The church has a duty, a responsibility, a delight to proclaim and live out the consequences of the good news of Jesus: that he is king. All authority in heaven and on earth is given to him. And he is a king who will reign forever, and with love and justice. Our world is hurting. Communities around the world are going through hell, and people ask what is God doing. And the answer is what has God done, as we point them to the cross and empty tomb.
And the task of making him known, and of displaying the reality of his kingdom, is with us. That may sound like a big ask. But we are not powerless, and we are not alone. “And behold,” says Jesus, “I AM WITH YOU ALWAYS, until the very end of the age.”

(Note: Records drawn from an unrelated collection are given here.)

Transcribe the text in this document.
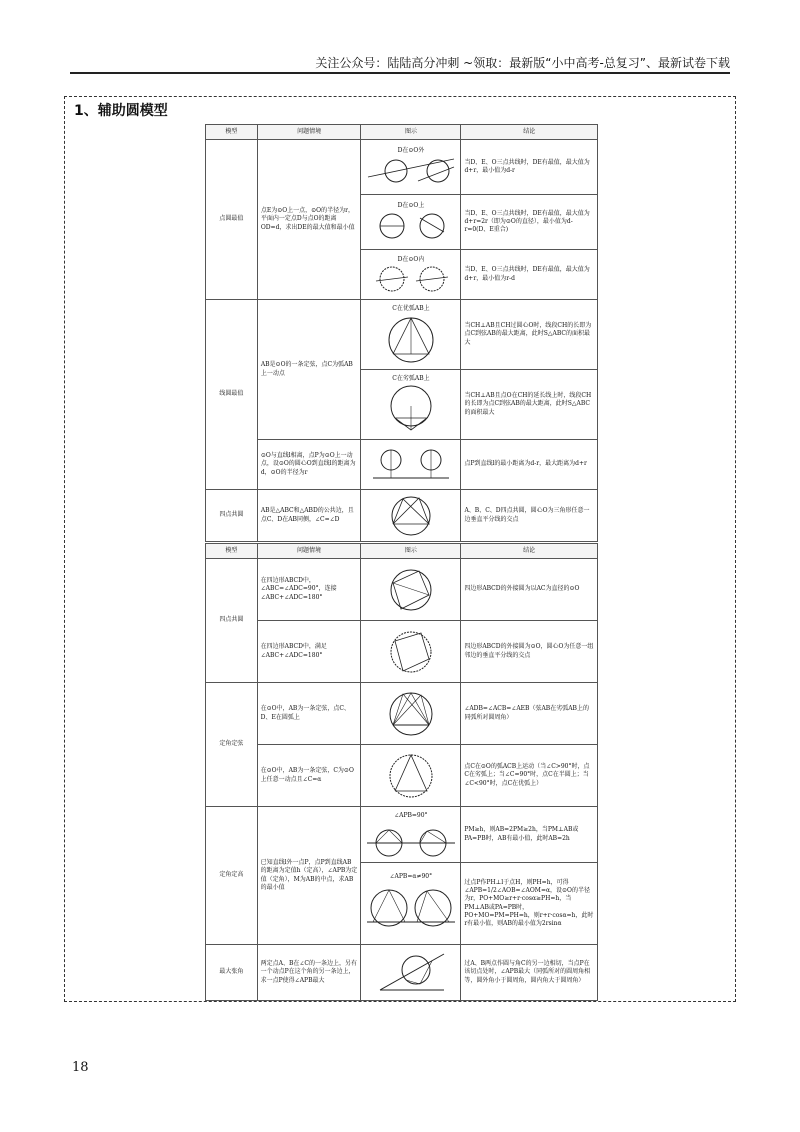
关注公众号：陆陆高分冲刺 ~领取：最新版“小中高考-总复习”、最新试卷下载
1、辅助圆模型
模型	问题情境	图示	结论
点圆最值	点E为⊙O上一点，⊙O的半径为r，平面内一定点D与点O的距离OD=d，求出DE的最大值和最小值	D在⊙O外	当D、E、O三点共线时，DE有最值，最大值为d+r，最小值为d-r

		D在⊙O上	当D、E、O三点共线时，DE有最值，最大值为d+r=2r（即为⊙O的直径），最小值为d-r=0(D、E重合)

		D在⊙O内	当D、E、O三点共线时，DE有最值，最大值为d+r，最小值为r-d
线圆最值	AB是⊙O的一条定弦，点C为弧AB上一动点	C在优弧AB上	当CH⊥AB且CH过圆心O时，线段CH的长即为点C到弦AB的最大距离，此时S△ABC的面积最大

		C在劣弧AB上	当CH⊥AB且点O在CH的延长线上时，线段CH的长即为点C到弦AB的最大距离，此时S△ABC的面积最大
	⊙O与直线l相离，点P为⊙O上一动点，设⊙O的圆心O到直线l的距离为d，⊙O的半径为r		点P到直线l的最小距离为d-r，最大距离为d+r
四点共圆	AB是△ABC和△ABD的公共边，且点C、D在AB同侧，∠C=∠D		A、B、C、D四点共圆，圆心O为三角形任意一边垂直平分线的交点
模型	问题情境	图示	结论
四点共圆	在四边形ABCD中，∠ABC=∠ADC=90°，连接∠ABC+∠ADC=180°		四边形ABCD的外接圆为以AC为直径的⊙O
	在四边形ABCD中，满足∠ABC+∠ADC=180°		四边形ABCD的外接圆为⊙O，圆心O为任意一组邻边的垂直平分线的交点
定角定弦	在⊙O中，AB为一条定弦，点C、D、E在圆弧上		∠ADB=∠ACB=∠AEB（弦AB在劣弧AB上的同弧所对圆周角）
	在⊙O中，AB为一条定弦，C为⊙O上任意一动点且∠C=α		点C在⊙O的弧ACB上运动（当∠C>90°时，点C在劣弧上；当∠C=90°时，点C在半圆上；当∠C<90°时，点C在优弧上）
定角定高	已知直线l外一点P，点P到直线AB的距离为定值h（定高），∠APB为定值（定角），M为AB的中点，求AB的最小值	∠APB=90°	PM≥h，则AB=2PM≥2h，当PM⊥AB或PA=PB时，AB有最小值，此时AB=2h

		∠APB=α≠90°	过点P作PH⊥l于点H，则PH=h，可得∠APB=1/2∠AOB=∠AOM=α，设⊙O的半径为r，PO+MO≥r+r·cosα≥PH=h，当PM⊥AB或PA=PB时，PO+MO=PM=PH=h，则r+r·cosα=h，此时r有最小值，则AB的最小值为2rsinα
最大张角	两定点A、B在∠C的一条边上，另有一个动点P在这个角的另一条边上，求一点P使得∠APB最大		过A、B两点作圆与角C的另一边相切，当点P在该切点处时，∠APB最大（同弧所对的圆周角相等，圆外角小于圆周角，圆内角大于圆周角）
18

Governments will come and go, policies will be implemented and forgotten; the rulers of the earth my have their day, but God owns eternity. The cross has defeated all counter claims to ultimate authority.
I am calling on you, as God’s people here in this place, to know this, to live this, to pray this – as we have done over these past few weeks: THY KINGDOM COME. And we can see God’s kingdom come, as the poor are cared for, the hungry fed, relationships restored, the sick healed, sins forgiven, the gospel shared with those who do not believe, and people through faith in Jesus welcomed into God’s kingdom.
As we believe and live out the consequences of this wonderful reality, that Jesus Christ is King, my prayer is that we would know Jesus Christ as our King and Lord, our Saviour and our Friend, more and more each day. May we serve him in his world, and work and pray with him for the day when all will acknowledge him as their rightful King and Saviour.